Let's take a look at the First Amendment of the Constitution of the United States of America:
Congress shall make no law respecting an establishment of religion, or prohibiting the free exercise thereof; or abridging the freedom of speech, or of the press; or the right of the people peaceably to assemble, and to petition the Government for a redress of grievances.

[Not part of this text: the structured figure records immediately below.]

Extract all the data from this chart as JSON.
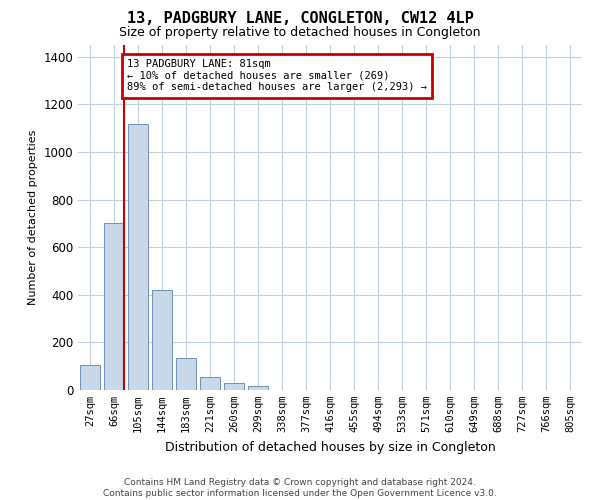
{
  "title": "13, PADGBURY LANE, CONGLETON, CW12 4LP",
  "subtitle": "Size of property relative to detached houses in Congleton",
  "xlabel": "Distribution of detached houses by size in Congleton",
  "ylabel": "Number of detached properties",
  "categories": [
    "27sqm",
    "66sqm",
    "105sqm",
    "144sqm",
    "183sqm",
    "221sqm",
    "260sqm",
    "299sqm",
    "338sqm",
    "377sqm",
    "416sqm",
    "455sqm",
    "494sqm",
    "533sqm",
    "571sqm",
    "610sqm",
    "649sqm",
    "688sqm",
    "727sqm",
    "766sqm",
    "805sqm"
  ],
  "values": [
    105,
    700,
    1120,
    420,
    135,
    55,
    30,
    15,
    0,
    0,
    0,
    0,
    0,
    0,
    0,
    0,
    0,
    0,
    0,
    0,
    0
  ],
  "bar_color": "#c8d8e8",
  "bar_edge_color": "#7090b8",
  "vline_color": "#cc0000",
  "vline_x": 1.4,
  "annotation_text": "13 PADGBURY LANE: 81sqm\n← 10% of detached houses are smaller (269)\n89% of semi-detached houses are larger (2,293) →",
  "annotation_box_color": "#cc0000",
  "ylim": [
    0,
    1450
  ],
  "yticks": [
    0,
    200,
    400,
    600,
    800,
    1000,
    1200,
    1400
  ],
  "background_color": "#ffffff",
  "grid_color": "#c0d0e0",
  "footer_line1": "Contains HM Land Registry data © Crown copyright and database right 2024.",
  "footer_line2": "Contains public sector information licensed under the Open Government Licence v3.0."
}
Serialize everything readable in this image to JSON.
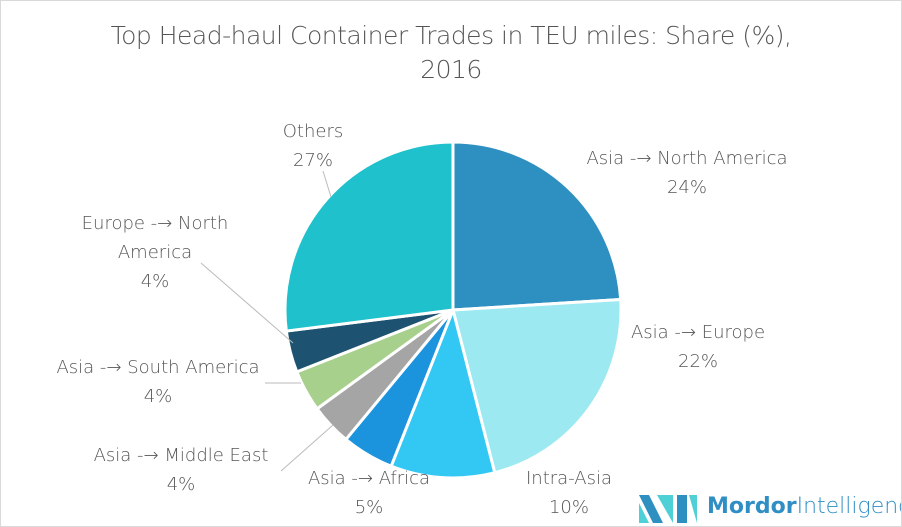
{
  "chart_data": {
    "type": "pie",
    "title": "Top Head-haul Container Trades in TEU miles: Share (%), 2016",
    "title_lines": [
      "Top Head-haul Container Trades in TEU miles: Share (%),",
      "2016"
    ],
    "unit": "%",
    "slices": [
      {
        "label": "Asia -> North America",
        "value": 24,
        "value_label": "24%",
        "color": "#2e8fc1"
      },
      {
        "label": "Asia -> Europe",
        "value": 22,
        "value_label": "22%",
        "color": "#9ce9f1"
      },
      {
        "label": "Intra-Asia",
        "value": 10,
        "value_label": "10%",
        "color": "#33c8f4"
      },
      {
        "label": "Asia -> Africa",
        "value": 5,
        "value_label": "5%",
        "color": "#1b93dd"
      },
      {
        "label": "Asia -> Middle East",
        "value": 4,
        "value_label": "4%",
        "color": "#a5a5a5"
      },
      {
        "label": "Asia -> South America",
        "value": 4,
        "value_label": "4%",
        "color": "#a8d08d"
      },
      {
        "label": "Europe -> North America",
        "value": 4,
        "value_label": "4%",
        "color": "#1d5370"
      },
      {
        "label": "Others",
        "value": 27,
        "value_label": "27%",
        "color": "#1fc1cc"
      }
    ]
  },
  "label_lines": [
    [
      "Asia -> North America",
      "24%"
    ],
    [
      "Asia -> Europe",
      "22%"
    ],
    [
      "Intra-Asia",
      "10%"
    ],
    [
      "Asia -> Africa",
      "5%"
    ],
    [
      "Asia -> Middle East",
      "4%"
    ],
    [
      "Asia -> South America",
      "4%"
    ],
    [
      "Europe -> North",
      "America",
      "4%"
    ],
    [
      "Others",
      "27%"
    ]
  ],
  "logo": {
    "bold": "Mordor",
    "light": "Intelligence"
  }
}
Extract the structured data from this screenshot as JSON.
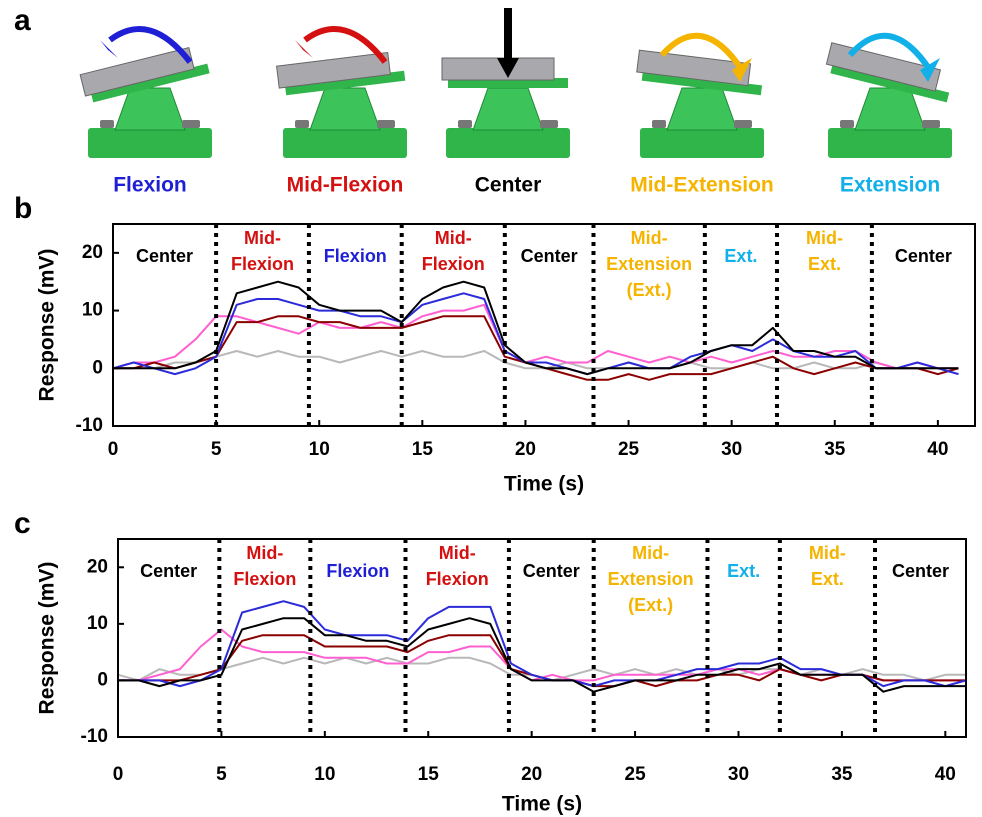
{
  "panel_a": {
    "label": "a",
    "items": [
      {
        "caption": "Flexion",
        "color": "#1f1fd6"
      },
      {
        "caption": "Mid-Flexion",
        "color": "#d41010"
      },
      {
        "caption": "Center",
        "color": "#000000"
      },
      {
        "caption": "Mid-Extension",
        "color": "#f5b400"
      },
      {
        "caption": "Extension",
        "color": "#12b0e8"
      }
    ]
  },
  "chart_data": [
    {
      "type": "line",
      "panel_label": "b",
      "xlabel": "Time (s)",
      "ylabel": "Response (mV)",
      "xlim": [
        0,
        41.8
      ],
      "ylim": [
        -10,
        25
      ],
      "xticks": [
        0,
        5,
        10,
        15,
        20,
        25,
        30,
        35,
        40
      ],
      "yticks": [
        -10,
        0,
        10,
        20
      ],
      "dividers": [
        5,
        9.5,
        14,
        19,
        23.3,
        28.7,
        32.2,
        36.8
      ],
      "regions": [
        {
          "lines": [
            "Center"
          ],
          "color": "#000000"
        },
        {
          "lines": [
            "Mid-",
            "Flexion"
          ],
          "color": "#d41010"
        },
        {
          "lines": [
            "Flexion"
          ],
          "color": "#1f1fd6"
        },
        {
          "lines": [
            "Mid-",
            "Flexion"
          ],
          "color": "#d41010"
        },
        {
          "lines": [
            "Center"
          ],
          "color": "#000000"
        },
        {
          "lines": [
            "Mid-",
            "Extension",
            "(Ext.)"
          ],
          "color": "#f5b400"
        },
        {
          "lines": [
            "Ext."
          ],
          "color": "#12b0e8"
        },
        {
          "lines": [
            "Mid-",
            "Ext."
          ],
          "color": "#f5b400"
        },
        {
          "lines": [
            "Center"
          ],
          "color": "#000000"
        }
      ],
      "x": [
        0,
        1,
        2,
        3,
        4,
        5,
        6,
        7,
        8,
        9,
        10,
        11,
        12,
        13,
        14,
        15,
        16,
        17,
        18,
        19,
        20,
        21,
        22,
        23,
        24,
        25,
        26,
        27,
        28,
        29,
        30,
        31,
        32,
        33,
        34,
        35,
        36,
        37,
        38,
        39,
        40,
        41
      ],
      "series": [
        {
          "color": "#b8b8b8",
          "values": [
            0,
            0,
            0,
            1,
            1,
            2,
            3,
            2,
            3,
            2,
            2,
            1,
            2,
            3,
            2,
            3,
            2,
            2,
            3,
            1,
            0,
            0,
            1,
            0,
            0,
            1,
            0,
            0,
            1,
            0,
            0,
            1,
            0,
            0,
            1,
            0,
            0,
            1,
            0,
            0,
            0,
            0
          ]
        },
        {
          "color": "#ff5fd0",
          "values": [
            0,
            1,
            1,
            2,
            5,
            9,
            9,
            8,
            7,
            6,
            8,
            7,
            7,
            8,
            7,
            9,
            10,
            10,
            11,
            3,
            1,
            2,
            1,
            1,
            3,
            2,
            1,
            2,
            1,
            2,
            1,
            2,
            3,
            2,
            2,
            3,
            3,
            1,
            0,
            1,
            0,
            0
          ]
        },
        {
          "color": "#8b0000",
          "values": [
            0,
            0,
            1,
            0,
            1,
            2,
            8,
            8,
            9,
            9,
            8,
            8,
            7,
            7,
            7,
            8,
            9,
            9,
            9,
            2,
            1,
            0,
            -1,
            -2,
            -2,
            -1,
            -2,
            -1,
            -1,
            -1,
            0,
            1,
            2,
            0,
            -1,
            0,
            1,
            0,
            0,
            0,
            -1,
            0
          ]
        },
        {
          "color": "#2b2bd9",
          "values": [
            0,
            1,
            0,
            -1,
            0,
            2,
            11,
            12,
            12,
            11,
            10,
            10,
            9,
            9,
            8,
            11,
            12,
            13,
            12,
            3,
            1,
            1,
            0,
            -1,
            0,
            1,
            0,
            0,
            2,
            3,
            4,
            3,
            5,
            3,
            2,
            2,
            3,
            0,
            0,
            1,
            0,
            -1
          ]
        },
        {
          "color": "#000000",
          "values": [
            0,
            0,
            0,
            0,
            1,
            3,
            13,
            14,
            15,
            14,
            11,
            10,
            10,
            10,
            8,
            12,
            14,
            15,
            14,
            4,
            1,
            0,
            0,
            -1,
            0,
            0,
            0,
            0,
            1,
            3,
            4,
            4,
            7,
            3,
            3,
            2,
            2,
            0,
            0,
            0,
            0,
            0
          ]
        }
      ]
    },
    {
      "type": "line",
      "panel_label": "c",
      "xlabel": "Time (s)",
      "ylabel": "Response (mV)",
      "xlim": [
        0,
        41
      ],
      "ylim": [
        -10,
        25
      ],
      "xticks": [
        0,
        5,
        10,
        15,
        20,
        25,
        30,
        35,
        40
      ],
      "yticks": [
        -10,
        0,
        10,
        20
      ],
      "dividers": [
        4.9,
        9.3,
        13.9,
        18.9,
        23,
        28.5,
        32,
        36.6
      ],
      "regions": [
        {
          "lines": [
            "Center"
          ],
          "color": "#000000"
        },
        {
          "lines": [
            "Mid-",
            "Flexion"
          ],
          "color": "#d41010"
        },
        {
          "lines": [
            "Flexion"
          ],
          "color": "#1f1fd6"
        },
        {
          "lines": [
            "Mid-",
            "Flexion"
          ],
          "color": "#d41010"
        },
        {
          "lines": [
            "Center"
          ],
          "color": "#000000"
        },
        {
          "lines": [
            "Mid-",
            "Extension",
            "(Ext.)"
          ],
          "color": "#f5b400"
        },
        {
          "lines": [
            "Ext."
          ],
          "color": "#12b0e8"
        },
        {
          "lines": [
            "Mid-",
            "Ext."
          ],
          "color": "#f5b400"
        },
        {
          "lines": [
            "Center"
          ],
          "color": "#000000"
        }
      ],
      "x": [
        0,
        1,
        2,
        3,
        4,
        5,
        6,
        7,
        8,
        9,
        10,
        11,
        12,
        13,
        14,
        15,
        16,
        17,
        18,
        19,
        20,
        21,
        22,
        23,
        24,
        25,
        26,
        27,
        28,
        29,
        30,
        31,
        32,
        33,
        34,
        35,
        36,
        37,
        38,
        39,
        40,
        41
      ],
      "series": [
        {
          "color": "#b8b8b8",
          "values": [
            1,
            0,
            2,
            1,
            1,
            2,
            3,
            4,
            3,
            4,
            3,
            4,
            3,
            4,
            3,
            3,
            4,
            4,
            3,
            1,
            1,
            0,
            1,
            2,
            1,
            2,
            1,
            2,
            1,
            2,
            1,
            2,
            2,
            1,
            2,
            1,
            2,
            1,
            1,
            0,
            1,
            1
          ]
        },
        {
          "color": "#ff5fd0",
          "values": [
            0,
            0,
            1,
            2,
            6,
            9,
            6,
            5,
            5,
            5,
            4,
            4,
            4,
            3,
            3,
            5,
            5,
            6,
            6,
            2,
            0,
            1,
            0,
            0,
            1,
            1,
            1,
            1,
            1,
            2,
            2,
            1,
            2,
            1,
            1,
            1,
            1,
            0,
            0,
            0,
            0,
            0
          ]
        },
        {
          "color": "#8b0000",
          "values": [
            0,
            0,
            0,
            0,
            1,
            2,
            7,
            8,
            8,
            8,
            6,
            6,
            6,
            6,
            5,
            7,
            8,
            8,
            8,
            2,
            1,
            0,
            0,
            -1,
            -1,
            0,
            -1,
            0,
            0,
            1,
            1,
            0,
            2,
            1,
            0,
            1,
            1,
            0,
            0,
            0,
            0,
            0
          ]
        },
        {
          "color": "#2b2bd9",
          "values": [
            0,
            0,
            0,
            -1,
            0,
            2,
            12,
            13,
            14,
            13,
            9,
            8,
            8,
            8,
            7,
            11,
            13,
            13,
            13,
            3,
            1,
            0,
            0,
            -1,
            0,
            0,
            0,
            1,
            2,
            2,
            3,
            3,
            4,
            2,
            2,
            1,
            1,
            -1,
            0,
            0,
            -1,
            0
          ]
        },
        {
          "color": "#000000",
          "values": [
            0,
            0,
            -1,
            0,
            0,
            1,
            9,
            10,
            11,
            11,
            8,
            8,
            7,
            7,
            6,
            9,
            10,
            11,
            10,
            2,
            0,
            0,
            0,
            -2,
            -1,
            0,
            0,
            0,
            1,
            1,
            2,
            2,
            3,
            1,
            1,
            1,
            1,
            -2,
            -1,
            -1,
            -1,
            -1
          ]
        }
      ]
    }
  ]
}
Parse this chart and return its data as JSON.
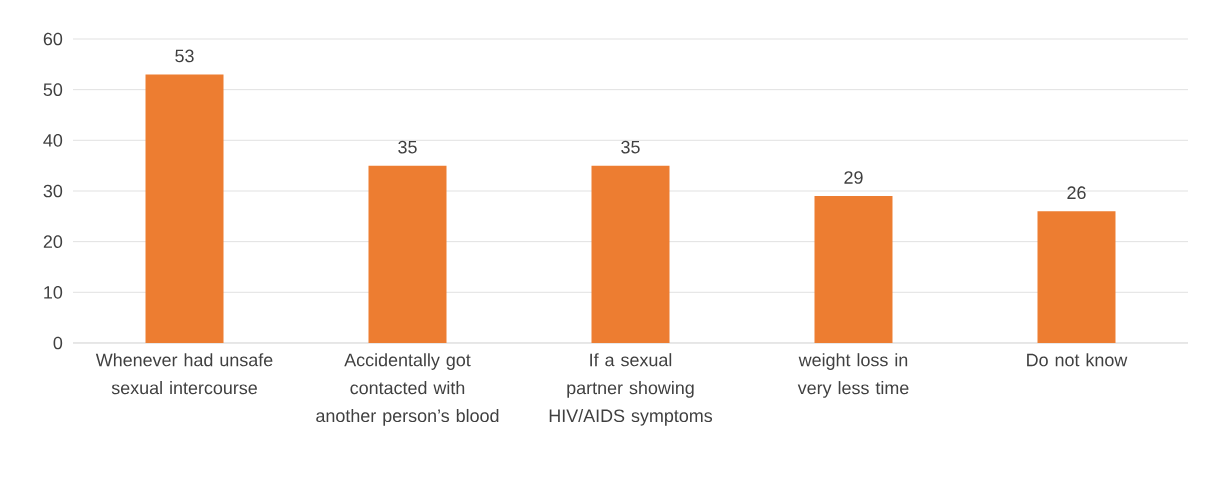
{
  "chart_data": {
    "type": "bar",
    "categories": [
      "Whenever had unsafe sexual intercourse",
      "Accidentally got contacted with another person’s blood",
      "If a sexual partner showing HIV/AIDS symptoms",
      "weight loss in very less time",
      "Do not know"
    ],
    "values": [
      53,
      35,
      35,
      29,
      26
    ],
    "color": "#ed7d31",
    "ylim": [
      0,
      60
    ],
    "yticks": [
      0,
      10,
      20,
      30,
      40,
      50,
      60
    ],
    "grid": "y",
    "data_labels": true
  }
}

It’s amazing how much can be said with so few words! When you think about it, though, what does it say about human nature that it's necessary to put this stuff in writing and tell people it's the law of the land and they have to obey it? If you think a bit more about it, though, you might well ask, What did they mean by "no law respecting an establishment of religion"? Does it mean Congress can make a law disrespecting an establishment of religion? Or were they just referring to religious establishments like churches and synagogues and mosques and pagodas and temples? And why does it say "the freedom of speech" but not "the freedom of the press"? Were the founders worried that people would think newspapers had to be free? Who would print them if they couldn't charge for them? And why does it say "peaceably to assemble" instead of "to assemble peaceably"? Could it be they wanted to emphasize "peaceably" by putting it first? Maybe they were concerned that there would be idiots who'd get the idea that protests and riots were protected rights. One might, however, criticize the Founders for including "petition the Government for a redress of grievances". How is that done? Just exactly how and where does one file a petition for redress? And just how encompassing is the term "grievances"? It has clearly been stretched to extremes these days. Anything that anybody interprets as an insult or slight is, these days, deemed to entitle the grievant (grievee?) to redress if not in the courts then by the Congress by means of enactments of laws and regulations governing pronouns. Actually, later we'll suggest that this "peaceably to assemble, and to petition" is about holding protests and rallies and such gatherings. The problem is that these days people think protests are free speech, not petitions for redress. But, if you think about it, it's pretty clear that protests come under the "petition the Government for redress" language, not the "freedom of speech" language. Which illustrates that, despite the succinctness of the First Amendment, "the people" are too dumb to understand it; particularly when it comes to the "peaceably" part.